De kwestie van loon, werktijd en vakantie voert ons terug naar de tijd dat dag en nacht, getijden en seizoenen minder en minder het werkritme bepalen. En dat is de negentiende eeuw, die van de industriële revolutie. Die omwenteling begint in de jaren dertig van de vorige eeuw en kent enkele decennia van volle expansie, met Engeland op kop. In 1871 staan Britse machinebouwers aan de absolute top, op de voet gevolgd door een paar Gentse constructiehuizen van dieselmotoren.

In dat jaar hebben de Engelse arbeiders, goed geschoold en dik betaald, er hun buik van vol. Zij zijn toch geen ossen of paarden, die moeten ploeteren tot ze erbij neervallen? Ze willen geen hard labeur meer van het krieken van de dag tot het vallen van de nacht. Ze eisen een werkdag van tien uur, in de plaats van twaalf, dertien of veertien uur. Om hun wil kracht bij te zetten, gaan ze in staking.

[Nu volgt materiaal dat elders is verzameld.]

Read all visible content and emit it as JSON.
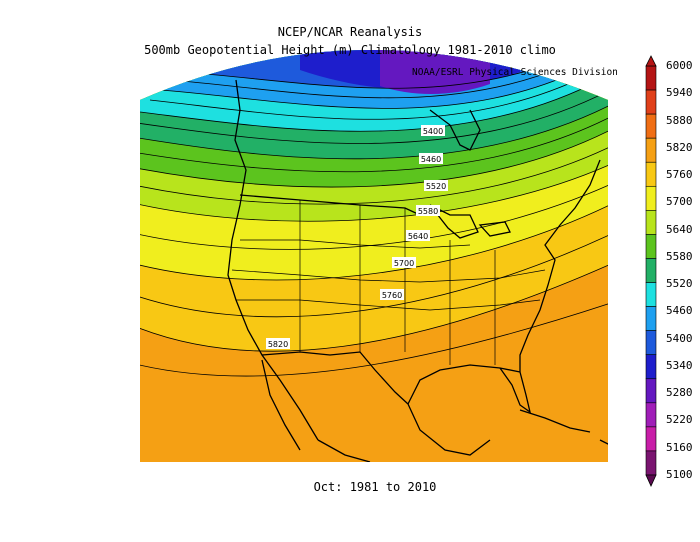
{
  "title": {
    "line1": "NCEP/NCAR Reanalysis",
    "line2": "500mb Geopotential Height (m) Climatology 1981-2010 climo"
  },
  "credit": "NOAA/ESRL Physical Sciences Division",
  "footer": "Oct: 1981 to 2010",
  "colorbar": {
    "levels": [
      "6000",
      "5940",
      "5880",
      "5820",
      "5760",
      "5700",
      "5640",
      "5580",
      "5520",
      "5460",
      "5400",
      "5340",
      "5280",
      "5220",
      "5160",
      "5100"
    ],
    "colors": [
      "#b41414",
      "#e0401a",
      "#f06e14",
      "#f5a014",
      "#f8c814",
      "#f0ee1e",
      "#b8e41c",
      "#5cc41e",
      "#22b066",
      "#1ee0e0",
      "#1ea0f0",
      "#1e5adc",
      "#1e1ecc",
      "#6418c0",
      "#a01eb8",
      "#c81ea8",
      "#7a1470"
    ]
  },
  "contour_labels": [
    "5400",
    "5460",
    "5520",
    "5580",
    "5640",
    "5700",
    "5760",
    "5820"
  ]
}
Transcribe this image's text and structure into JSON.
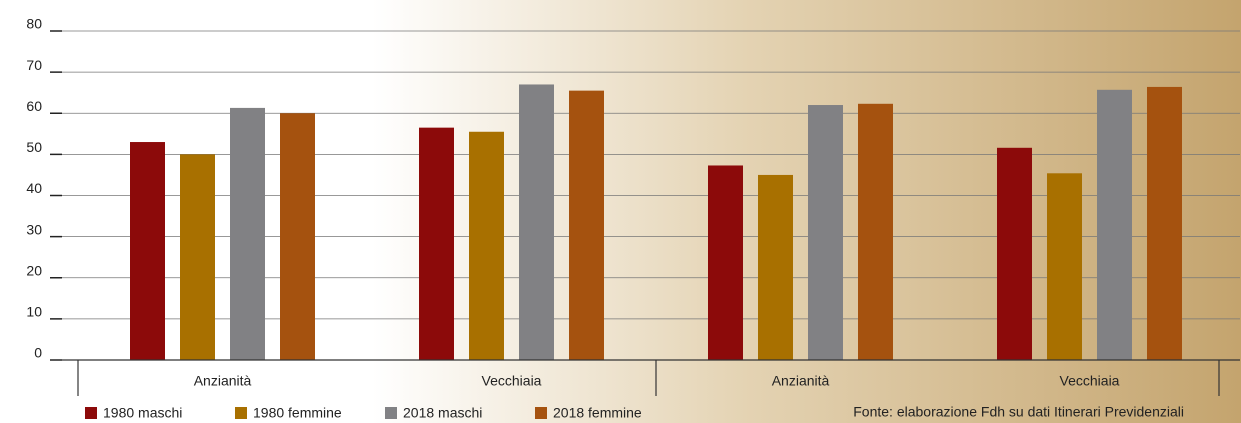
{
  "chart_data": {
    "type": "bar",
    "categories": [
      "Anzianità",
      "Vecchiaia",
      "Anzianità",
      "Vecchiaia"
    ],
    "series": [
      {
        "name": "1980 maschi",
        "color": "#8c0a0a",
        "values": [
          53,
          56.5,
          47.3,
          51.6
        ]
      },
      {
        "name": "1980 femmine",
        "color": "#a87000",
        "values": [
          50,
          55.5,
          45,
          45.4
        ]
      },
      {
        "name": "2018 maschi",
        "color": "#818184",
        "values": [
          61.3,
          67,
          62,
          65.7
        ]
      },
      {
        "name": "2018 femmine",
        "color": "#a5520f",
        "values": [
          60,
          65.5,
          62.3,
          66.4
        ]
      }
    ],
    "ylim": [
      0,
      80
    ],
    "yticks": [
      0,
      10,
      20,
      30,
      40,
      50,
      60,
      70,
      80
    ],
    "grid": true,
    "source": "Fonte: elaborazione Fdh su dati Itinerari Previdenziali"
  }
}
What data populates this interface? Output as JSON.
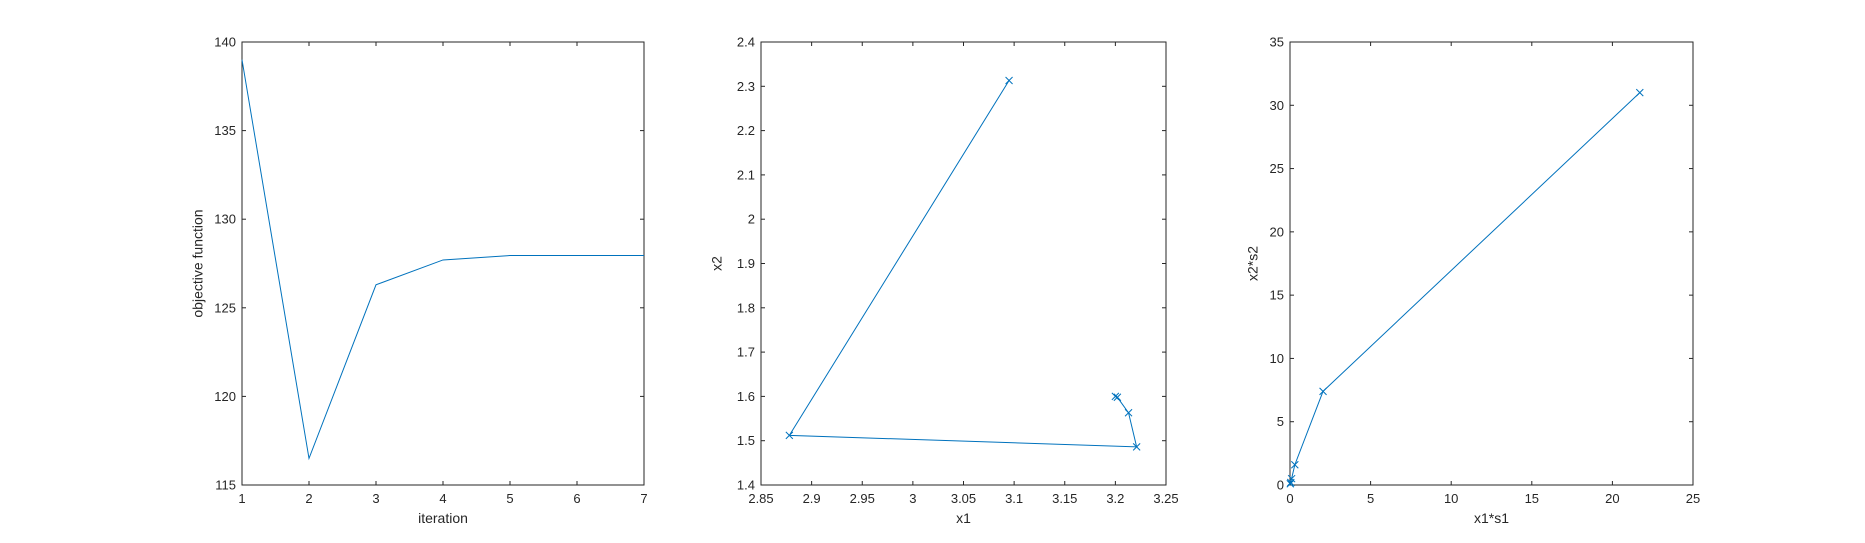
{
  "chart_data": [
    {
      "type": "line",
      "title": "",
      "xlabel": "iteration",
      "ylabel": "objective function",
      "xlim": [
        1,
        7
      ],
      "ylim": [
        115,
        140
      ],
      "xticks": [
        1,
        2,
        3,
        4,
        5,
        6,
        7
      ],
      "yticks": [
        115,
        120,
        125,
        130,
        135,
        140
      ],
      "grid": false,
      "markers": false,
      "color": "#0072BD",
      "series": [
        {
          "x": [
            1,
            2,
            3,
            4,
            5,
            6,
            7
          ],
          "y": [
            139,
            116.5,
            126.3,
            127.7,
            127.95,
            127.95,
            127.95
          ]
        }
      ]
    },
    {
      "type": "line",
      "title": "",
      "xlabel": "x1",
      "ylabel": "x2",
      "xlim": [
        2.85,
        3.25
      ],
      "ylim": [
        1.4,
        2.4
      ],
      "xticks": [
        2.85,
        2.9,
        2.95,
        3,
        3.05,
        3.1,
        3.15,
        3.2,
        3.25
      ],
      "yticks": [
        1.4,
        1.5,
        1.6,
        1.7,
        1.8,
        1.9,
        2,
        2.1,
        2.2,
        2.3,
        2.4
      ],
      "grid": false,
      "markers": true,
      "color": "#0072BD",
      "series": [
        {
          "x": [
            3.095,
            2.878,
            3.221,
            3.213,
            3.202,
            3.2
          ],
          "y": [
            2.313,
            1.512,
            1.486,
            1.563,
            1.598,
            1.6
          ]
        }
      ]
    },
    {
      "type": "line",
      "title": "",
      "xlabel": "x1*s1",
      "ylabel": "x2*s2",
      "xlim": [
        0,
        25
      ],
      "ylim": [
        0,
        35
      ],
      "xticks": [
        0,
        5,
        10,
        15,
        20,
        25
      ],
      "yticks": [
        0,
        5,
        10,
        15,
        20,
        25,
        30,
        35
      ],
      "grid": false,
      "markers": true,
      "color": "#0072BD",
      "series": [
        {
          "x": [
            21.7,
            2.05,
            0.3,
            0.1,
            0.05,
            0.02
          ],
          "y": [
            31.0,
            7.4,
            1.6,
            0.5,
            0.2,
            0.1
          ]
        }
      ]
    }
  ]
}
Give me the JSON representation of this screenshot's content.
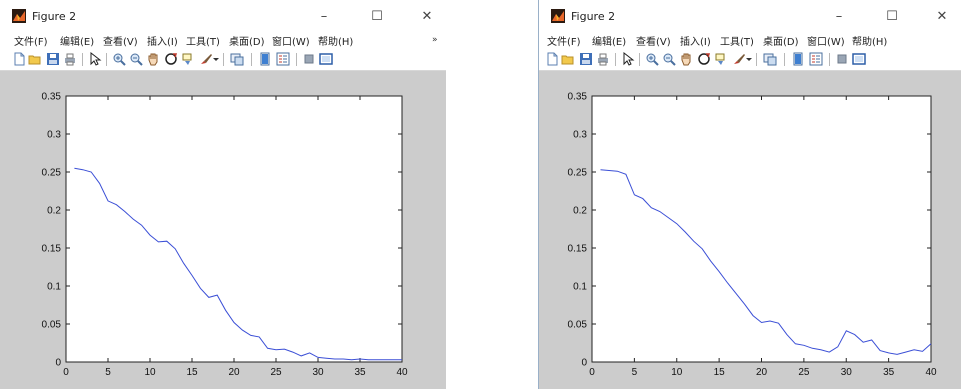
{
  "figures": [
    {
      "title": "Figure 2",
      "menu": [
        "文件(F)",
        "编辑(E)",
        "查看(V)",
        "插入(I)",
        "工具(T)",
        "桌面(D)",
        "窗口(W)",
        "帮助(H)"
      ],
      "window_controls": {
        "minimize": "–",
        "maximize": "☐",
        "close": "✕"
      },
      "overflow_arrow": "»"
    },
    {
      "title": "Figure 2",
      "menu": [
        "文件(F)",
        "编辑(E)",
        "查看(V)",
        "插入(I)",
        "工具(T)",
        "桌面(D)",
        "窗口(W)",
        "帮助(H)"
      ],
      "window_controls": {
        "minimize": "–",
        "maximize": "☐",
        "close": "✕"
      }
    }
  ],
  "toolbar_icons": [
    "new-figure-icon",
    "open-file-icon",
    "save-icon",
    "print-icon",
    "separator",
    "edit-plot-arrow-icon",
    "separator",
    "zoom-in-icon",
    "zoom-out-icon",
    "pan-hand-icon",
    "rotate-3d-icon",
    "data-cursor-icon",
    "brush-icon",
    "dropdown-arrow-icon",
    "separator",
    "link-plot-icon",
    "separator",
    "colorbar-icon",
    "legend-icon",
    "separator",
    "hide-plot-tools-icon",
    "show-plot-tools-icon"
  ],
  "colors": {
    "line": "#3b4fd6",
    "canvas_bg": "#cccccc",
    "axes_bg": "#ffffff"
  },
  "chart_data": [
    {
      "type": "line",
      "title": "",
      "xlabel": "",
      "ylabel": "",
      "xlim": [
        0,
        40
      ],
      "ylim": [
        0,
        0.35
      ],
      "xticks": [
        0,
        5,
        10,
        15,
        20,
        25,
        30,
        35,
        40
      ],
      "yticks": [
        0,
        0.05,
        0.1,
        0.15,
        0.2,
        0.25,
        0.3,
        0.35
      ],
      "ytick_labels": [
        "0",
        "0.05",
        "0.1",
        "0.15",
        "0.2",
        "0.25",
        "0.3",
        "0.35"
      ],
      "grid": false,
      "series": [
        {
          "x": [
            1,
            2,
            3,
            4,
            5,
            6,
            7,
            8,
            9,
            10,
            11,
            12,
            13,
            14,
            15,
            16,
            17,
            18,
            19,
            20,
            21,
            22,
            23,
            24,
            25,
            26,
            27,
            28,
            29,
            30,
            31,
            32,
            33,
            34,
            35,
            36,
            37,
            38,
            39,
            40
          ],
          "y": [
            0.255,
            0.253,
            0.25,
            0.235,
            0.212,
            0.207,
            0.198,
            0.188,
            0.18,
            0.167,
            0.158,
            0.159,
            0.149,
            0.13,
            0.114,
            0.097,
            0.085,
            0.088,
            0.068,
            0.052,
            0.042,
            0.035,
            0.033,
            0.018,
            0.016,
            0.017,
            0.013,
            0.008,
            0.012,
            0.006,
            0.005,
            0.004,
            0.004,
            0.003,
            0.004,
            0.003,
            0.003,
            0.003,
            0.003,
            0.003
          ]
        }
      ]
    },
    {
      "type": "line",
      "title": "",
      "xlabel": "",
      "ylabel": "",
      "xlim": [
        0,
        40
      ],
      "ylim": [
        0,
        0.35
      ],
      "xticks": [
        0,
        5,
        10,
        15,
        20,
        25,
        30,
        35,
        40
      ],
      "yticks": [
        0,
        0.05,
        0.1,
        0.15,
        0.2,
        0.25,
        0.3,
        0.35
      ],
      "ytick_labels": [
        "0",
        "0.05",
        "0.1",
        "0.15",
        "0.2",
        "0.25",
        "0.3",
        "0.35"
      ],
      "grid": false,
      "series": [
        {
          "x": [
            1,
            2,
            3,
            4,
            5,
            6,
            7,
            8,
            9,
            10,
            11,
            12,
            13,
            14,
            15,
            16,
            17,
            18,
            19,
            20,
            21,
            22,
            23,
            24,
            25,
            26,
            27,
            28,
            29,
            30,
            31,
            32,
            33,
            34,
            35,
            36,
            37,
            38,
            39,
            40
          ],
          "y": [
            0.253,
            0.252,
            0.251,
            0.247,
            0.22,
            0.215,
            0.203,
            0.198,
            0.19,
            0.182,
            0.171,
            0.159,
            0.149,
            0.133,
            0.119,
            0.104,
            0.09,
            0.076,
            0.061,
            0.052,
            0.054,
            0.051,
            0.036,
            0.024,
            0.022,
            0.018,
            0.016,
            0.013,
            0.02,
            0.041,
            0.036,
            0.026,
            0.029,
            0.015,
            0.012,
            0.01,
            0.013,
            0.016,
            0.014,
            0.024
          ]
        }
      ]
    }
  ]
}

Hun bazen dreigen: “Als jullie niet willen werken, gaan wij naar Parijs of Brussel, naar Gent of Antwerpen, en laten dààr onze machines bouwen. Daar kunnen ze het ook, en ze zijn niet zo lastig en veeleisend als jullie.”

De Britse werklieden are not impressed en, in de plaats van hun bazen, varen ze zélf naar het vasteland. Wat erop wijst dat ze, behalve verstand, ook een zekere ontwikkeling hebben, plus het geld om zo’n tocht te ondernemen. De doordrammers spreken tot hun makkers op het continent: ” Listen. Wij staken, en wij kunnen enkel slagen als jullie ons niet boycotten. Wees solidair, en jullie zullen ook een en ander in de wacht slepen.”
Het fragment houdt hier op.